Good Scotch and Fine Cigars



Last Thursday, I was invited by a client and friend to Cigar Night at a local country club. I gladly accepted. After several hours of smoking the same cigar that seemed to never expire and a few glasses of scotch that I couldn't dream to afford on my own, I decided it was time to get home and see my wife.


Now, this client was no stranger to my outspoken faith and Christian principles, yet he had no reservations in inviting me to cigar night. In fact, I don't think he was even surprised when I accepted. None the less, at the end of the evening, just before I left, he commented about my behavior in contrast to other Christians that he has encountered, or at least the impression they left on him, "You're a Christian, but you actually enjoy life!"


Wanting to be careful about what he may have been implying, I added, "Of course I do, but you know you won't catch me drunk or going out to strip clubs with you. I'll sip some whiskey and puff a cigar with the best of 'em."

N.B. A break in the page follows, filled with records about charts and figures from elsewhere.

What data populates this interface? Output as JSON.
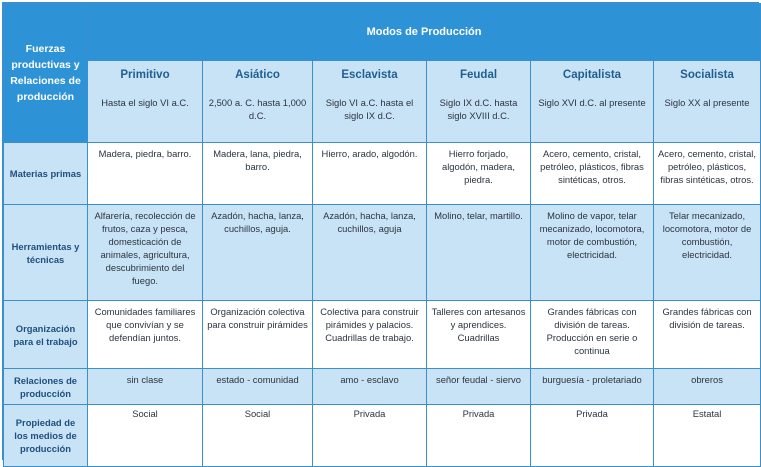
{
  "corner_header": "Fuerzas productivas y Relaciones de producción",
  "group_header": "Modos de Producción",
  "modes": [
    {
      "name": "Primitivo",
      "period": "Hasta el siglo VI a.C."
    },
    {
      "name": "Asiático",
      "period": "2,500 a. C. hasta 1,000 d.C."
    },
    {
      "name": "Esclavista",
      "period": "Siglo VI a.C. hasta el siglo IX d.C."
    },
    {
      "name": "Feudal",
      "period": "Siglo IX d.C. hasta siglo XVIII d.C."
    },
    {
      "name": "Capitalista",
      "period": "Siglo XVI d.C. al presente"
    },
    {
      "name": "Socialista",
      "period": "Siglo XX al presente"
    }
  ],
  "rows": [
    {
      "label": "Materias primas",
      "cells": [
        "Madera, piedra, barro.",
        "Madera, lana, piedra, barro.",
        "Hierro, arado, algodón.",
        "Hierro forjado, algodón, madera, piedra.",
        "Acero, cemento, cristal, petróleo, plásticos, fibras sintéticas, otros.",
        "Acero, cemento, cristal, petróleo, plásticos, fibras sintéticas, otros."
      ]
    },
    {
      "label": "Herramientas y técnicas",
      "cells": [
        "Alfarería, recolección de frutos, caza y pesca, domesticación de animales, agricultura, descubrimiento del fuego.",
        "Azadón, hacha, lanza, cuchillos, aguja.",
        "Azadón, hacha, lanza, cuchillos, aguja",
        "Molino, telar, martillo.",
        "Molino de vapor, telar mecanizado, locomotora, motor de combustión, electricidad.",
        "Telar mecanizado, locomotora, motor de combustión, electricidad."
      ]
    },
    {
      "label": "Organización para el trabajo",
      "cells": [
        "Comunidades familiares que convivían y se defendían juntos.",
        "Organización colectiva para construir pirámides",
        "Colectiva para construir pirámides y palacios. Cuadrillas de trabajo.",
        "Talleres con artesanos y aprendices. Cuadrillas",
        "Grandes fábricas con división de tareas. Producción en serie o continua",
        "Grandes fábricas con división de tareas."
      ]
    },
    {
      "label": "Relaciones de producción",
      "cells": [
        "sin clase",
        "estado - comunidad",
        "amo - esclavo",
        "señor feudal - siervo",
        "burguesía - proletariado",
        "obreros"
      ]
    },
    {
      "label": "Propiedad de los medios de producción",
      "cells": [
        "Social",
        "Social",
        "Privada",
        "Privada",
        "Privada",
        "Estatal"
      ]
    }
  ]
}
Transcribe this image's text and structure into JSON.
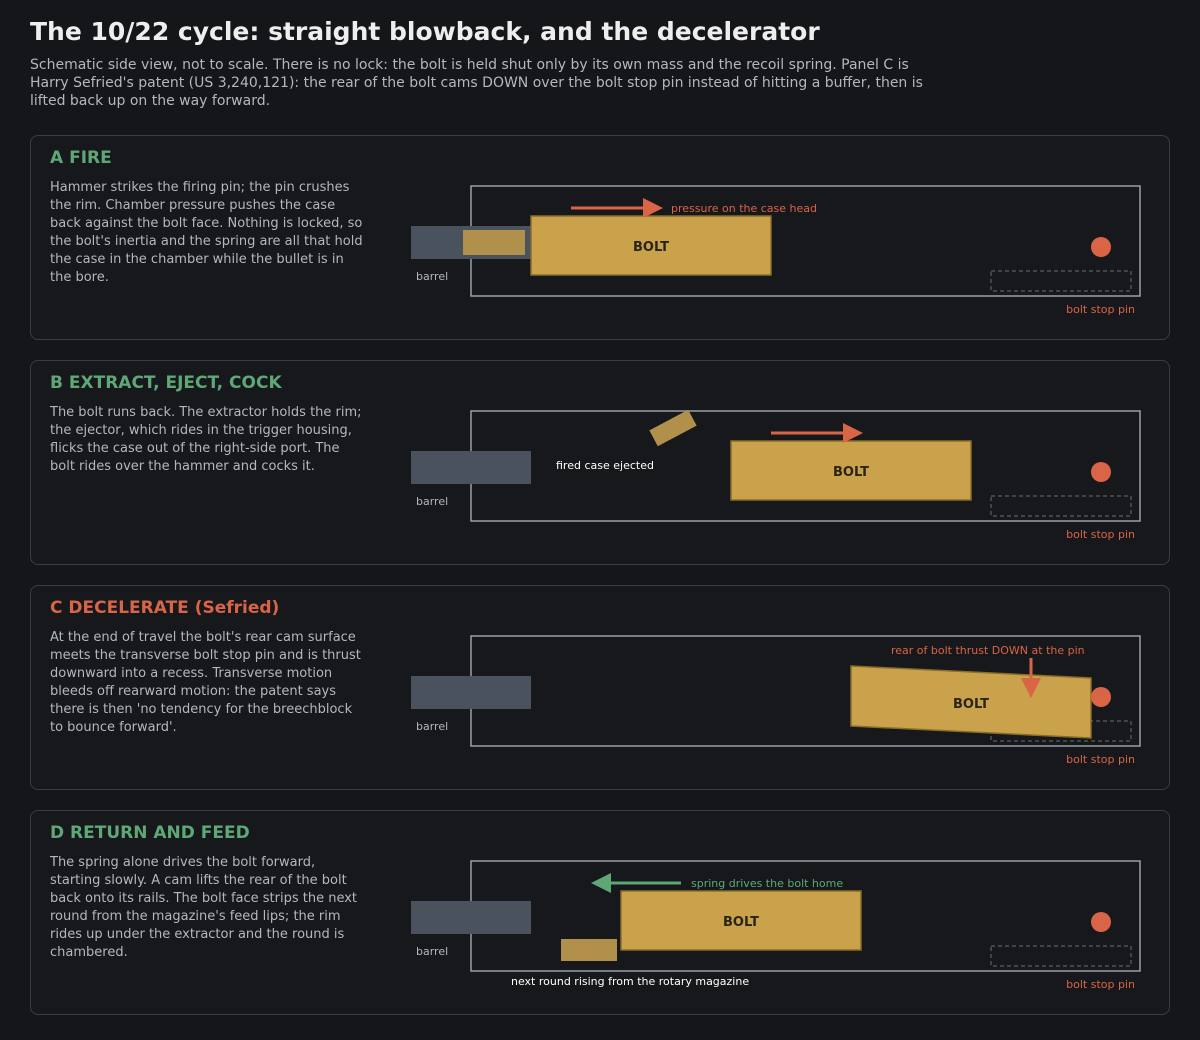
{
  "header": {
    "title": "The 10/22 cycle: straight blowback, and the decelerator",
    "subtitle": "Schematic side view, not to scale. There is no lock: the bolt is held shut only by its own mass and the recoil spring. Panel C is Harry Sefried's patent (US 3,240,121): the rear of the bolt cams DOWN over the bolt stop pin instead of hitting a buffer, then is lifted back up on the way forward."
  },
  "colors": {
    "background": "#151619",
    "panel_border": "#3a3d43",
    "green_heading": "#5ea878",
    "red_heading": "#d96446",
    "bolt": "#c9a24b",
    "bolt_border": "#8a6d28",
    "barrel": "#4a535d",
    "receiver_outline": "#9aa0a8",
    "arrow_red": "#d96446",
    "arrow_green": "#5ea878",
    "pin": "#d96446"
  },
  "panels": [
    {
      "id": "A",
      "heading": "A FIRE",
      "body": "Hammer strikes the firing pin; the pin crushes the rim. Chamber pressure pushes the case back against the bolt face. Nothing is locked, so the bolt's inertia and the spring are all that hold the case in the chamber while the bullet is in the bore.",
      "bolt_label": "BOLT",
      "barrel_label": "barrel",
      "pin_label": "bolt stop pin",
      "arrow_label": "pressure on the case head"
    },
    {
      "id": "B",
      "heading": "B EXTRACT, EJECT, COCK",
      "body": "The bolt runs back. The extractor holds the rim; the ejector, which rides in the trigger housing, flicks the case out of the right-side port. The bolt rides over the hammer and cocks it.",
      "bolt_label": "BOLT",
      "barrel_label": "barrel",
      "pin_label": "bolt stop pin",
      "case_label": "fired case ejected"
    },
    {
      "id": "C",
      "heading": "C DECELERATE (Sefried)",
      "body": "At the end of travel the bolt's rear cam surface meets the transverse bolt stop pin and is thrust downward into a recess. Transverse motion bleeds off rearward motion: the patent says there is then 'no tendency for the breechblock to bounce forward'.",
      "bolt_label": "BOLT",
      "barrel_label": "barrel",
      "pin_label": "bolt stop pin",
      "arrow_label": "rear of bolt thrust DOWN at the pin"
    },
    {
      "id": "D",
      "heading": "D RETURN AND FEED",
      "body": "The spring alone drives the bolt forward, starting slowly. A cam lifts the rear of the bolt back onto its rails. The bolt face strips the next round from the magazine's feed lips; the rim rides up under the extractor and the round is chambered.",
      "bolt_label": "BOLT",
      "barrel_label": "barrel",
      "pin_label": "bolt stop pin",
      "arrow_label": "spring drives the bolt home",
      "round_label": "next round rising from the rotary magazine"
    }
  ]
}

"Oh, of course, of course... yeah I know that." He said almost apologetically. But before I left he invited me to a Christmas party at his house next month. How many legalistic and/or fundamentalist Christians have the rapport and trust of those outside our Christian bubbles like that? To hear the surprise in his voice as he commented on how I live my life like a normal person is really a commentary on the way the world views Christians in general.


Now, sure, we're called to be "holy" which means "set apart," but you have to ask yourself how characters like Levi (the tax collector) and Mary Magdalene (the former prostitute) were attracted to Christ and desired to be in his presence while Christ maintained perfect holiness. If caricatures like the SNL "church lady" played by Dana Carvey are really how the world views us, its no wonder adult conversions and evangelism are nearly extinct in the American church.


Many years ago, I taught a small men's group out of my home and one of the studies we most enjoyed was this book, "Too Christian, Too Pagan: How to love the world without falling for it." I can't honestly remember the specific theological positions of the author, Dick Staub, but in the context of the book it was somewhat irrelevant. His whole point was to help believers to see ways in which they can engage culture without sinning. We had quite a few great discussions that were very helpful for us as we grew in our walks. If for no other value, the book provides excellent fodder for discussion and debate.

So, how do we live in the world without being of the world? Was my glad acceptance of cigar smoke and ethanol disrespectful of my body as a temple? I think not. Moreover, I think the fact that our bodies are temples bears more significance than just a staunch position on personal hygiene and wellness. Shouldn't the Temple be there for all to see, not hidden behind the four walls of a church?